Email me at pensare.nelle.immagini (at) gmail.com if you'd like to help take over this space so we can write something funny. I need about ten people who could do it at a prearranged time tomorrow for about five minutes. Ideally we would chat on Gmail chat to coordinate. When we're done we'll do screen captures. It will be the longest word or phrase ever written on that site, and it will be an historic occasion.
Site discovered via Web Savant.
2 comments:
This sounds and looks like it could be a very fun thing to try. How do you do it?
To do this in a congested environment (i.e. where there are "competing" players):
Gather enough participants so that each can be assigned an individual letter that appears in the text any number of times, with one "spare" participant (ex. "The End" would require five participants to whom letters would be assigned - T, H, E, N and D - and one extra, for six total).
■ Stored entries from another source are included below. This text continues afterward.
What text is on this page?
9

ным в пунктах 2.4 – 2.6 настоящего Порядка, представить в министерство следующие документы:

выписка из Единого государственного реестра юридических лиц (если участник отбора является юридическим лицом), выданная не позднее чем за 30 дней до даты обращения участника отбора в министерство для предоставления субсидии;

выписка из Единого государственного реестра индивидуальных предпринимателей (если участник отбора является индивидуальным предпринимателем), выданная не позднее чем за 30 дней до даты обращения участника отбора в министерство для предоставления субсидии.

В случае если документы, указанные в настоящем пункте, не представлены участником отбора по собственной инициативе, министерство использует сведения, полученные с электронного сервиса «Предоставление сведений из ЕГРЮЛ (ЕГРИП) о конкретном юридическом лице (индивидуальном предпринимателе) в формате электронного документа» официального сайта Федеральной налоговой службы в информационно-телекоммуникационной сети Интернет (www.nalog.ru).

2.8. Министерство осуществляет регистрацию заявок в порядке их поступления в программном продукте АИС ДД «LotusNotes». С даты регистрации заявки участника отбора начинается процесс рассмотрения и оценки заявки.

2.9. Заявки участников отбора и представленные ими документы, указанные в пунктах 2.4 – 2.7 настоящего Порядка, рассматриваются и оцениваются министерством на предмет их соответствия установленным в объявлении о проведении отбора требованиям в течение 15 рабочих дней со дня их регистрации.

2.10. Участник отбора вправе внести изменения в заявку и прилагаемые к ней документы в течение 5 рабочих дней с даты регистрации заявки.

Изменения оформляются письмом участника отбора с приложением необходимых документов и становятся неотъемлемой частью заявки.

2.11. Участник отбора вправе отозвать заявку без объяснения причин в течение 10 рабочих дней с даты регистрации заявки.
Members of the group convene on the same playing field at a predetermined time and collect and pile needed letters in a corner of the workspace. Individuals grab their assigned letters in order of appearance and carry them to the space in which the phrase will be displayed.
The extra player "runs interference," retrieving any letters pulled away by competing participants. Often the best way to keep the letters in play that the group needs is to find a different one if one is stolen, rather than recovering the same letter. Doing the latter can energize opposition where an individual may have simply been grabbing a letter they needed for their own work. Sort of like "creating terrorists" in the Middle East - placate the locals when you can and let them go about their business.
I lost my incentive for this project when I realized that if you go in the middle of the night there's pretty much nobody there and you can do whatever you want anyway.